Writing in a recent issue of the Eurasia Daily Monitor (EDM), published by The Jamestown Foundation, Kuzio – in an article titled Russian-Ukrainian Relations Reveal Deeper Problems – outlines 11 areas that bedevil Ukrainian-Russian relations which show “a close interconnection between domestic and international affairs.”

Below five of the reasons mentioned by Kuzio are examined, with a full list available on EDM’s site:

Energy. Currently an intermediary buys natural gas from Russia and resells it to Ukraine. Tymoshenko has pushed for direct trade with Russia, but the latest Yushchenko-Putin agreement esssentially preserved the middle-man status quo with cosmetic changes. Finally, it’s not so much the increased prices, but how these were implemented that aggravated the relationship.

Ukraine has absorbed Russian gas price increases from $50 to $179.50 per 1,000 cubic meters over the last four years with a threat to double this price in 2009…The energy sector continues to be very corrupt, and this factor reduces the ability of Ukraine’s elites to act in unison toward Moscow….

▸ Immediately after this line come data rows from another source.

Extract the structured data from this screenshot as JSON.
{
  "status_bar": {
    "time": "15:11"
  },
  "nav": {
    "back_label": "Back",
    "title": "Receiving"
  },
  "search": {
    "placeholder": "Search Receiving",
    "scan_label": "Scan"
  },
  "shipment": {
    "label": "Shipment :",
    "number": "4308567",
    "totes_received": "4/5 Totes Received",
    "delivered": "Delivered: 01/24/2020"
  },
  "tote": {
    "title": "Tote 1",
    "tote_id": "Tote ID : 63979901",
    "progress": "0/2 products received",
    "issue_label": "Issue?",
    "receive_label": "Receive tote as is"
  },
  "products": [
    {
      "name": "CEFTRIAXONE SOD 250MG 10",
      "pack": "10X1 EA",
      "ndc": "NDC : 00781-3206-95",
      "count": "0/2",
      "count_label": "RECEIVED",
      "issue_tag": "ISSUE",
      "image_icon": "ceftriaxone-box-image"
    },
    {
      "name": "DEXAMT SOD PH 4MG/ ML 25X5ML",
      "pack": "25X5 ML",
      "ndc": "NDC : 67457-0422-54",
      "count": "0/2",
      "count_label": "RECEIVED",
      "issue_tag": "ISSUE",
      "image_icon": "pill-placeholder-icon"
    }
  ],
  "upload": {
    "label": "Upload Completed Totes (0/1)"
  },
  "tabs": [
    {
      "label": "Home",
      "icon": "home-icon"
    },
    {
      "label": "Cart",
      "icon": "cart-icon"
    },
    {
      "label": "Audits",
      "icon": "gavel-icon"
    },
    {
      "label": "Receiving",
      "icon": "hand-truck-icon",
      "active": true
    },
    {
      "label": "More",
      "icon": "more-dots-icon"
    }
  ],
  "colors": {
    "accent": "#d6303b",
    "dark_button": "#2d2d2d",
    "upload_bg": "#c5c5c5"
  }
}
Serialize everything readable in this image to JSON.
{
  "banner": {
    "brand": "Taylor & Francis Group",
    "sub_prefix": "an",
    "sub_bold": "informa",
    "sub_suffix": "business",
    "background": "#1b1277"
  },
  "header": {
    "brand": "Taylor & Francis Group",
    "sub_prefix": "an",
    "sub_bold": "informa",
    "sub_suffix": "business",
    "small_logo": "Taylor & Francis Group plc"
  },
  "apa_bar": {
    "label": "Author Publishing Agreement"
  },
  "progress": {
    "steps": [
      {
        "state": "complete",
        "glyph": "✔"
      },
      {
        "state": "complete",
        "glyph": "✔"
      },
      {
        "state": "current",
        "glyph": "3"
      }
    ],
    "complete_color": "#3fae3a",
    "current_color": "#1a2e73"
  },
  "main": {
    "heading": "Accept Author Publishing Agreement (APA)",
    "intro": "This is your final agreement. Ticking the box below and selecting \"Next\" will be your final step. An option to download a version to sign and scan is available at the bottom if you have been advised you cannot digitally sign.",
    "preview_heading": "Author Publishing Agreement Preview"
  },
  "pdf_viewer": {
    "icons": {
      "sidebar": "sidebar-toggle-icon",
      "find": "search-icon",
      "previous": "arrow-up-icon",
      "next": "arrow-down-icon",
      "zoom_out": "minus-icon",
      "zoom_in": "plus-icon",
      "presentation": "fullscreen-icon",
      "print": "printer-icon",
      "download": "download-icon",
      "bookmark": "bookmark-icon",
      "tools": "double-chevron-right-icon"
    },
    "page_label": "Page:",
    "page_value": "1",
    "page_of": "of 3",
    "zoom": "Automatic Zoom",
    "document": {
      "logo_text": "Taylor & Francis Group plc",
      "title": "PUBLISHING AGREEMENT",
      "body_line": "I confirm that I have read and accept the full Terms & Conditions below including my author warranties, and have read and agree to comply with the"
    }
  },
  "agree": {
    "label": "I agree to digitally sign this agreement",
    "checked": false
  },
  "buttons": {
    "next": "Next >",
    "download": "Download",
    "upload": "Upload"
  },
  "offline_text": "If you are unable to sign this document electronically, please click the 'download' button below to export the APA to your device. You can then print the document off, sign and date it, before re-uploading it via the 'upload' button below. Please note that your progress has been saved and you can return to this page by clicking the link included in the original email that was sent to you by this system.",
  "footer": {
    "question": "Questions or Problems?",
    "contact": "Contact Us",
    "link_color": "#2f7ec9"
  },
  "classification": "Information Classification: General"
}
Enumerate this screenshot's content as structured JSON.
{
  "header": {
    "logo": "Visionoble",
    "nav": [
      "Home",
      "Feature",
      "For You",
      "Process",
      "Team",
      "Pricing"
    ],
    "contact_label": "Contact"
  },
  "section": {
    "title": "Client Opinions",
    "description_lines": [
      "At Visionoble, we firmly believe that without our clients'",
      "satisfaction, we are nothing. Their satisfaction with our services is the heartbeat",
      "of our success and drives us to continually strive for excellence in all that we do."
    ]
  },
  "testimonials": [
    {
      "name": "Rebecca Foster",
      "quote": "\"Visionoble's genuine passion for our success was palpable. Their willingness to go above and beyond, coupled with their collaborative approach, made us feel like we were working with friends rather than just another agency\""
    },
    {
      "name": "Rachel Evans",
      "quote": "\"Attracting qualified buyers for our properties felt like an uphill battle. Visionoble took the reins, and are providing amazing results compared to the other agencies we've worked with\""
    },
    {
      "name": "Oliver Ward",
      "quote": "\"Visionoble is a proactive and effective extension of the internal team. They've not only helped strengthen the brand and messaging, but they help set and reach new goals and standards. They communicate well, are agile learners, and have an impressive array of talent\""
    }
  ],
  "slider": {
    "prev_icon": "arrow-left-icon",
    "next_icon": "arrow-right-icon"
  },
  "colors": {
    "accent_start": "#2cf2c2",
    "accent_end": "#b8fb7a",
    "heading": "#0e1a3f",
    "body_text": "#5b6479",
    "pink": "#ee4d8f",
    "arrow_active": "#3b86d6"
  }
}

Sheltering accused criminals. Ukrainians wanted by law-enforcement authorities are hiding in Russia. An analogous situation exists between the U.K. and Russia regarding the extradition of Andrei Lugovoi sought by the British police on suspicion of the murder of Alexander Litvinenko. Russia’s refusal to cooperate with Scotland Yard at the time brought the relations between Moscow and London to a new low.

High-level officials accused of abuse of office (Igor Bakaj, Ruslan Bodelan) or involvement in Yushchenko’s poisoning (Volodymyr Satsiuk) continue to remain in exile in Russia. Russia has a long record of harboring fugitives sought by countries such as Georgia.